Division of Research, Kaiser Permanente, Oakland, California, USA.
Diabetes Care. 2010 Apr;33(4):733-5. doi: 10.2337/dc09-1184. Epub 2010 Jan 19.
Reasons for failing to initiate prescribed insulin (primary nonadherence) are poorly understood. We investigated barriers to insulin initiation following a new prescription.
We surveyed insulin-naïve patients with poorly controlled type 2 diabetes, already treated with two or more oral agents who were recently prescribed insulin. We compared responses for respondents prescribed, but never initiating, insulin (n = 69) with those dispensed insulin (n = 100).

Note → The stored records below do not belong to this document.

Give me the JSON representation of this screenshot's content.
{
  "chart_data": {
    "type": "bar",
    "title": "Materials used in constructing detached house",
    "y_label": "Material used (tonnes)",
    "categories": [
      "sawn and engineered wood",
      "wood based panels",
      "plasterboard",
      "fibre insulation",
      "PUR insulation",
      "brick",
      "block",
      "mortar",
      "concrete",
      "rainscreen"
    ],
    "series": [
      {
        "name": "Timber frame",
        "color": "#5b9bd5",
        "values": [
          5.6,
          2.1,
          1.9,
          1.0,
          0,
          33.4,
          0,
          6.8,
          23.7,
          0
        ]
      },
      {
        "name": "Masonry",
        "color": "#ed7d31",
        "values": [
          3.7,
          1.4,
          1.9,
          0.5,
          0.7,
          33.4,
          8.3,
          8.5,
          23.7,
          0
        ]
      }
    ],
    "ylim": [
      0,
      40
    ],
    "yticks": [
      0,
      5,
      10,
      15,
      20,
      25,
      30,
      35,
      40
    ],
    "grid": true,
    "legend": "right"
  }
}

Subjects failing to initiate prescribed insulin commonly reported misconceptions regarding insulin risk (35% believed that insulin causes blindness, renal failure, amputations, heart attacks, strokes, or early death), plans to instead work harder on behavioral goals, sense of personal failure, low self-efficacy, injection phobia, hypoglycemia concerns, negative impact on social life and job, inadequate health literacy, health care provider inadequately explaining risks/benefits, and limited insulin self-management training.
Primary adherence for insulin may be improved through better provider communication regarding risks, shared decision making, and insulin self-management training.
未能开始使用处方胰岛素(主要不依从)的原因尚不清楚。我们调查了新处方后开始使用胰岛素的障碍。
我们调查了最近被开处胰岛素但尚未开始使用的、伴有 2 种或以上口服药物但血糖控制仍不佳的 2 型糖尿病初治患者。我们将未开始使用胰岛素的患者(n = 69)与已开始使用胰岛素的患者(n = 100)的反应进行了比较。
未开始使用处方胰岛素的患者普遍存在对胰岛素风险的误解(35%的患者认为胰岛素会导致失明、肾衰竭、截肢、心脏病发作、中风或早亡)、计划更努力地实现行为目标、感到个人失败、自我效能感低、注射恐惧、对低血糖的担忧、对社会生活和工作的负面影响、健康素养不足、医护人员未能充分解释风险/获益,以及胰岛素自我管理培训有限。
通过更好地沟通风险、共同决策和胰岛素自我管理培训,可能会提高胰岛素的主要依从性。